Question about 5-d tensor multiplication by @ operation

yanl · September 25, 2018, 7:13pm

Hello guys,

I came across an interesting operation and am curious about how it works.

aa = torch.rand([1, 100, 1152, 1, 8])
bb = torch.rand([10, 1, 1152, 8, 16])
cc = aa @ bb
print(cc.size())

output is

torch.Size([10, 100, 1152, 1, 16])

My question is how @ (matrix multiplication operator) perform on the two tensors? It seems that it does two sub-matrix-multiplications, one is 10x1 multiplies with 1x100 and the other one is 1x8 multiplies with 8x16.

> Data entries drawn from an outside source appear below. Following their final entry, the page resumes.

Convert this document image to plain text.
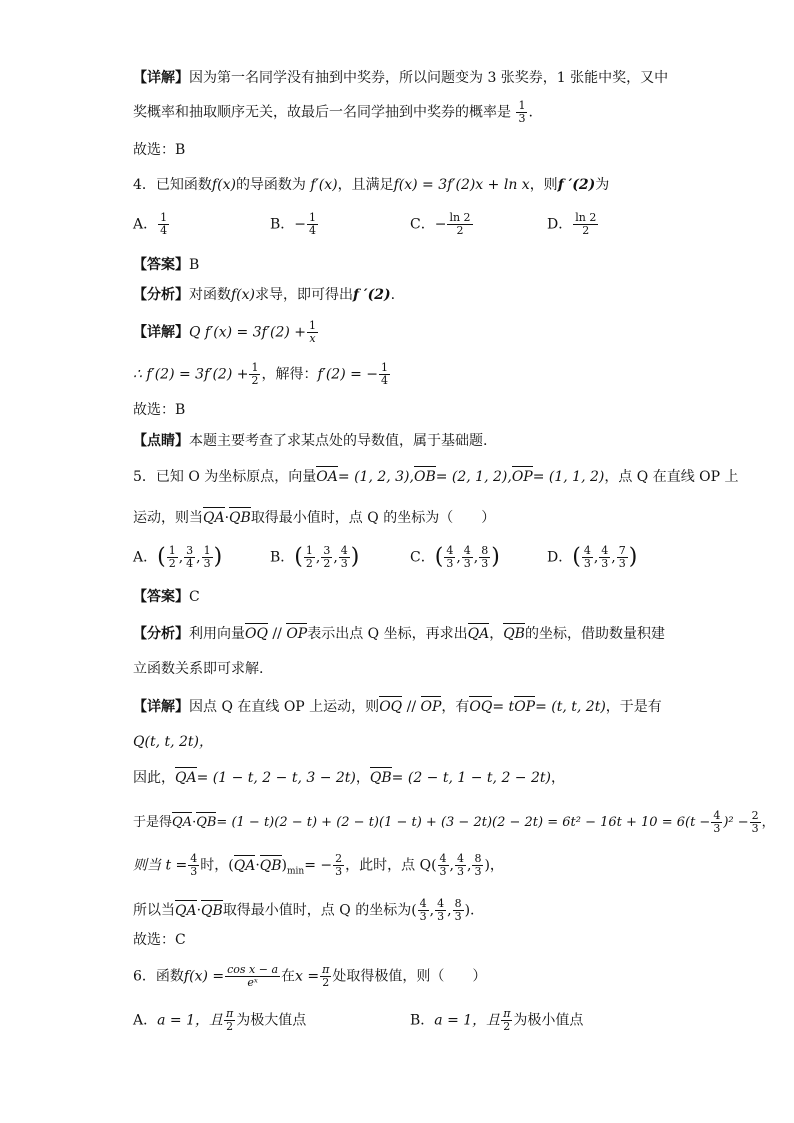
【详解】因为第一名同学没有抽到中奖券，所以问题变为 3 张奖券，1 张能中奖，又中
奖概率和抽取顺序无关，故最后一名同学抽到中奖券的概率是 $\frac{1}{3}$ .
故选：B
4．已知函数f(x)的导函数为 f′(x)，且满足f(x) = 3f′(2)x + ln x，则f ′(2)为
A． $\frac{1}{4}$	B．− $\frac{1}{4}$	C．− $\frac{\ln 2}{2}$	D． $\frac{\ln 2}{2}$
【答案】B
【分析】对函数f(x)求导，即可得出f ′(2).
【详解】Q $f'(x) = 3f'(2) + \frac{1}{x}$
∴ $f'(2) = 3f'(2) + \frac{1}{2}$ ，解得：f′(2) = − $\frac{1}{4}$
故选：B
【点睛】本题主要考查了求某点处的导数值，属于基础题.
5．已知 O 为坐标原点，向量OA= (1, 2, 3),OB= (2, 1, 2),OP= (1, 1, 2)，点 Q 在直线 OP 上
运动，则当QA·QB取得最小值时，点 Q 的坐标为（　　）
A．( $\frac{1}{2}$ , $\frac{3}{4}$ , $\frac{1}{3}$ )	B．( $\frac{1}{2}$ , $\frac{3}{2}$ , $\frac{4}{3}$ )	C．( $\frac{4}{3}$ , $\frac{4}{3}$ , $\frac{8}{3}$ )	D．( $\frac{4}{3}$ , $\frac{4}{3}$ , $\frac{7}{3}$ )
【答案】C
【分析】利用向量OQ // OP表示出点 Q 坐标，再求出QA，QB的坐标，借助数量积建
立函数关系即可求解.
【详解】因点 Q 在直线 OP 上运动，则OQ // OP，有OQ= tOP= (t, t, 2t)，于是有
Q(t, t, 2t)，
因此，QA= (1 − t, 2 − t, 3 − 2t)，QB= (2 − t, 1 − t, 2 − 2t)，
于是得$QA\cdot QB= (1 - t)(2 - t) + (2 - t)(1 - t) + (3 - 2t)(2 - 2t) = 6t^2 - 16t + 10 = 6(t - \frac{4}{3} )^2 - \frac{2}{3}$ ，
则当 $t = \frac{4}{3}$ 时，$(QA\cdot QB)_{min}= - \frac{2}{3}$ ，此时，点 $Q( \frac{4}{3}$ , $\frac{4}{3}$ , $\frac{8}{3}$ )，
所以当QA·QB取得最小值时，点 Q 的坐标为( $\frac{4}{3}$ , $\frac{4}{3}$ , $\frac{8}{3}$ ).
故选：C
6．函数$f(x) = \frac{\text{cos x − a}}{\text{eˣ}}$ 在$x = \frac{\pi}{2}$ 处取得极值，则（　　）
A．a = 1，且 $\frac{\pi}{2}$ 为极大值点	B．a = 1，且 $\frac{\pi}{2}$ 为极小值点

Who can give more explanation for me?

Thanks in advance.

albanD · September 26, 2018, 8:57am

Hi,

It performs the same thing as the .matmul() operation that you can find here in the doc.
In that case, it performs a matrix matrix multiplication with the last 2 dimensions of each tensor: 1x8 * 8x16 and considers all others dimensions as batch. If a dimension is 1 for one tensor and something else for the other (in any of the batch dimensions), it is expanded.
So the operation you do here is the same as:

# Expand batch dimensions
aa = aa.expand(10, 100, 1152, 1, 8)
bb = bb.expand(10, 100, 1152. 8 16)
# Collapse all extra dimensions as a single batch
aa = aa.view(-1, 1, 8)
bb = bb.view(-1, 8, 16)
# Do the batched mm operaion
cc = torch.bmm(aa, bb)
# Reshape the output along batch dimensions
cc = cc.view(10, 100, 1152, 1, 16)

yanl · September 27, 2018, 12:01am

I see. The broadcasting mechanism is applied implicitly here. Thanks!